A partir de fevereiro poderá não haver operador a transmitir os jogos da Liga Francesa de Futebol, caso não seja encontrado uma solução. O 'Canal Plus' renunciou aos direitos de transmissão de dois jogos por jornada até 2023-24, num negócio onde iria pagar 330 milhões de euros, de acordo com o site 'Sport Business'. A operadora quer agora uma negociação global.

O diferendo em torno dos direitos de transmissão televisiva do campeonato francês poderá levar a uma queda acentuada de receitas dos já enfraquecidos clubes, que continuam com os estádios vazios, devido às restrições impostas pelo combate à pandemia de COVID-19.

Este problema surgiu quando a Mediapro decidiu rescindir o acordo com a Ligue 1 para a transmissão do futebol francês, após meses de desentendimentos.

A empresa de telecomunicações catalã, mas de capital chinês, tinha comprado 80% dos direitos televisivos da Ligue 1 e da Ligue 2 por 800 milhões de euros por três anos, um valor histórico que colocou o futebol francês entre os mais valorizado no continente europeu, só superado pelo campeonato inglês. Mas desde outubro que não conseguiu cumprir os prazos de pagamento.

Apesar das dúvidas que este valor gerou, uma vez que o interesse em torno do futebol francês não é tão grande como o de outros campeonatos, o Mediapro sempre deu garantias de que pagaria o que constava no acordo com a LFP.

A Mediapro alega em sua defesa que, com a pandemia, os clubes franceses investiram menos e à situação difícil criada pela covid-19 os bares e restaurantes permanecem fechados, o que arrasa uma importante fonte de receita para a empresa de media.

Inicialmente, a Mediapro tentou renegociar o contrato, mas a LFP rejeitou essa situação, tendo ambos avançado para a desistência do negócio, tendo sido criado um memorando de entendimento, que visava a recuperação dos direitos de transmissão por parte do organismo que rege as provas, assim como uma indemnização no total de 100 milhões de euros.

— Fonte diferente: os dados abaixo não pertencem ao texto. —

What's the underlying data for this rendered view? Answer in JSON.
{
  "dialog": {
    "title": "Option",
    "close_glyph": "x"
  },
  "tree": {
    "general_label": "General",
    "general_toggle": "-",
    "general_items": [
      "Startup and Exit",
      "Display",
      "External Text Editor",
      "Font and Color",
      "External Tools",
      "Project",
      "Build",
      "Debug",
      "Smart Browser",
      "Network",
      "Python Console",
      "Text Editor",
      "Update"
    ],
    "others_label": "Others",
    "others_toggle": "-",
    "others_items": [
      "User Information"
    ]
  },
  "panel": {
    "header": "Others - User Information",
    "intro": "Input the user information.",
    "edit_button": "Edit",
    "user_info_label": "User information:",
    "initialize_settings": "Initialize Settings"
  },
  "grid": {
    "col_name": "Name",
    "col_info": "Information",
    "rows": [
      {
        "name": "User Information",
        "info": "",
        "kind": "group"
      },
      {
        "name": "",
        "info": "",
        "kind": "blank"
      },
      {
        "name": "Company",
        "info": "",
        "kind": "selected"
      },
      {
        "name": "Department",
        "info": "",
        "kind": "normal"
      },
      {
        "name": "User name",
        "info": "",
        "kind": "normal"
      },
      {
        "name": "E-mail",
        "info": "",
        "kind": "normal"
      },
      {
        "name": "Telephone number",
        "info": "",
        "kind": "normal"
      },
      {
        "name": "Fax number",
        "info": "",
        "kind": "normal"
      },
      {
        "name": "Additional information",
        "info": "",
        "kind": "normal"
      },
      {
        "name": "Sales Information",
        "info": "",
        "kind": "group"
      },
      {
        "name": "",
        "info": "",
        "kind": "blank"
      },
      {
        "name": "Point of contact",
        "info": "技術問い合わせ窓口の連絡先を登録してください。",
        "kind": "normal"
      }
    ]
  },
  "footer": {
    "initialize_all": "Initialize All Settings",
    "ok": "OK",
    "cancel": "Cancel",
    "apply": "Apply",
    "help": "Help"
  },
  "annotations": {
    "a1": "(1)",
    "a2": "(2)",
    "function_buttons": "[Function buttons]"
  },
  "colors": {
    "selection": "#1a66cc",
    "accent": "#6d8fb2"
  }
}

O acordo entre as partes foi validado no dia 22 de dezembeo pelo tribunal comercial de Nanterre, nos arredores de Paris. A primeira tranche da indemnização, de 64 milhões de euros, será distribuída pelos clubes dos dois primeiros escalões. Os restantes 36 ME serão pagos no primeiro semestre de 2021.

Em comunicado, a Mediapro explicou que vai continuar a transmitir os jogos da Ligue 1 e Ligue 2 na sua emissora, a Telefoto, até que os direitos sejam transferidos para outra empresa.

Esta situação deixa os clubes franceses em má situação, já já bastante atingidos pela crise, que as privou de boa parte da receita corrente da temporada passada, que foi encerrada abruptamente com dois meses de antecedência devido à pandemia.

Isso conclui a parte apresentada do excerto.